Матросы
Шрифт:
— Развязать собственнические инстинкты пара пустяков, — сказал Латышев Кислову, — пара демагогов — и все. А держать в узде труднее…
— Хоть замундштучивай, — буркнул Камышев. — А то закусят трензеля, разнесут.
— Вместе с тобой, Михаил Тимофеевич. Можешь полюбоваться на следы анархии…
На трибуну без вызова замешкавшегося председателя вместо заранее объявленного Овчины бойко поднималась доярка Пелагея. На колокольчик она меньше всего обращала внимание, да и на президиум также, а сразу обратилась к тем, кто сидел в зале:
— Гриша! Я продолжу. Про это самое «давай, давай». Я поняла так тебя: душевней надо подходить к человеку. Можно не дать и обрадовать, а можно дать свысока, и уйдешь с железной обидой.

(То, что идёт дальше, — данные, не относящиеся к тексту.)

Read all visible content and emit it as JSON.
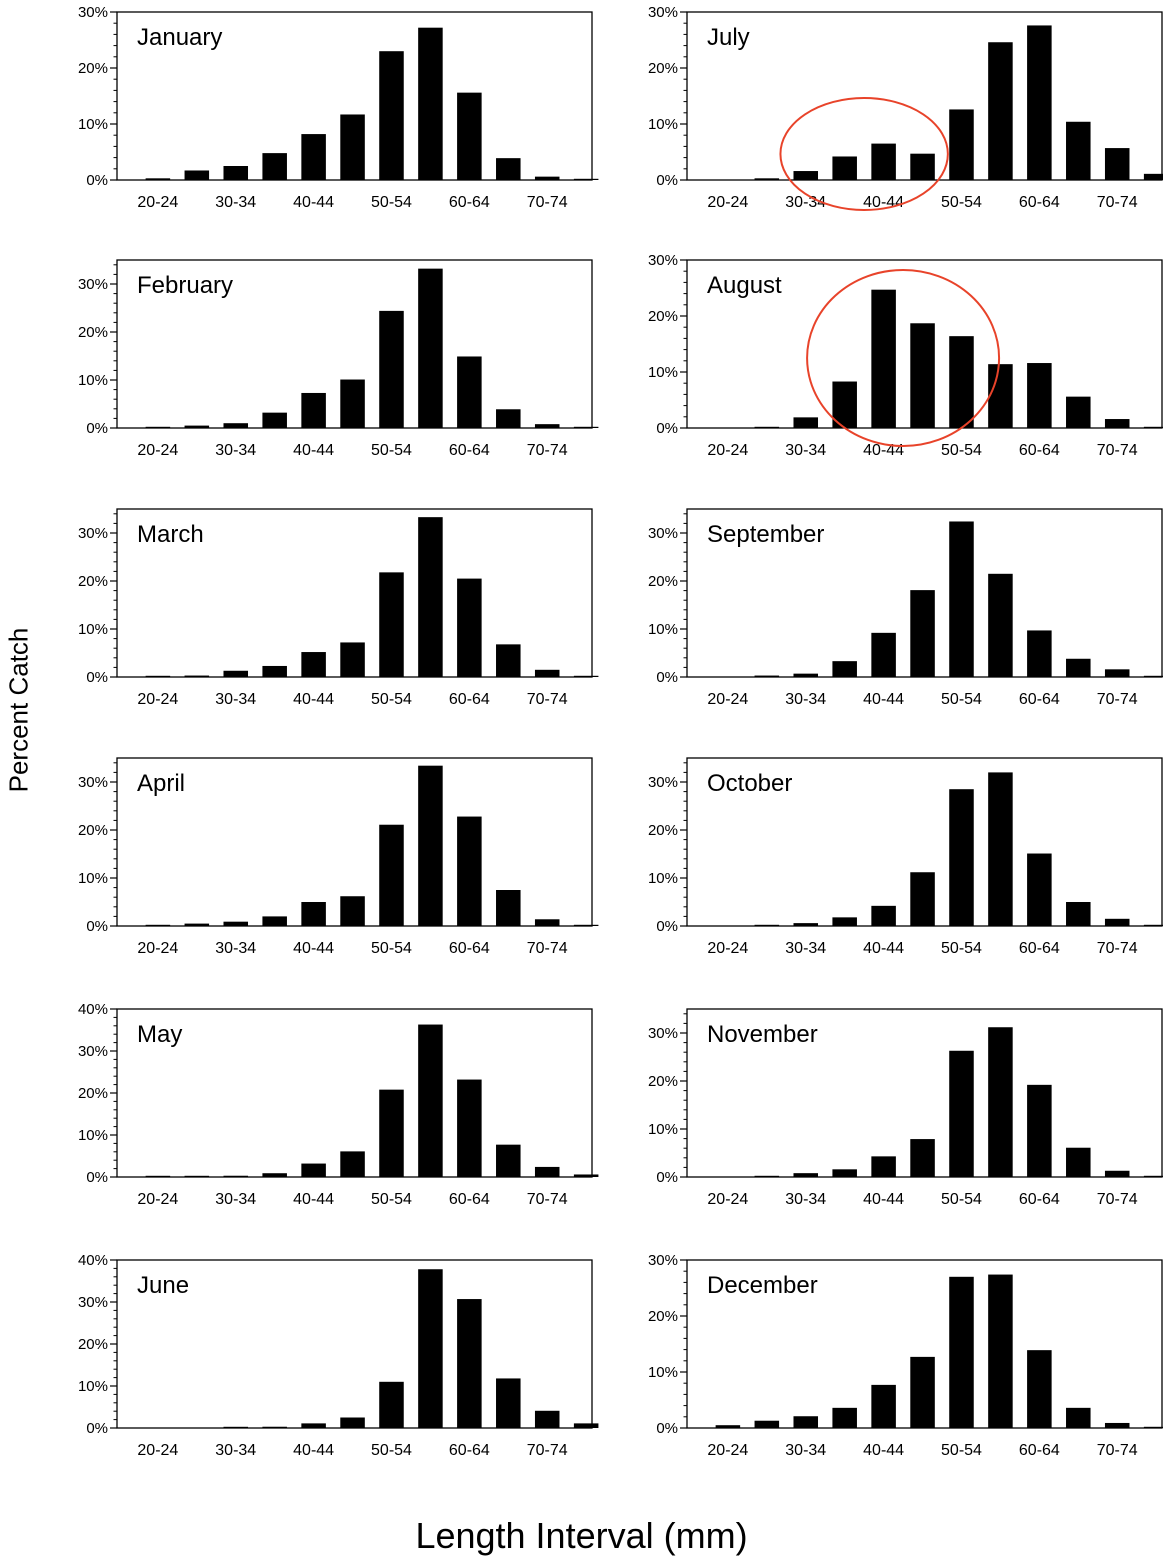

— Демагогия. Законченный контрик. Хоть в банду… — процедил Латышев и нагнулся над бумагами, стараясь не встречаться с пытливым и почему-то недружелюбным взглядом Кислова.
Пелагея продолжала:
— Пасти коров негде! Ставили вопрос: сдавайте! Ну сдали. Толку-то? Козырнули поголовьем, а потом? С умом надо ликвидировать инстинкты. Дать условия.. Дашь, и я сама от коровы откажусь. Она с меня жилы повытягала. Так вы не даете условиев! У меня сад был, курага, груша дюшес и другая фрукта. Отрезали сад пожарной команде. А пожарники запустили в него коней. Зараз бачили, яка курага в том садочку? Одни пеньки, да и те колют топорами. Всякий закон надо с умом проводить. Мы за колхоз под обрезы шли, в камышах от банд гнили, мого батьку наганом постреляли кулаки. А погляжу я на ваш карандашик, товарищ Латышев, пусть знает сам товарищ райком, боюсь я его хуже нагана.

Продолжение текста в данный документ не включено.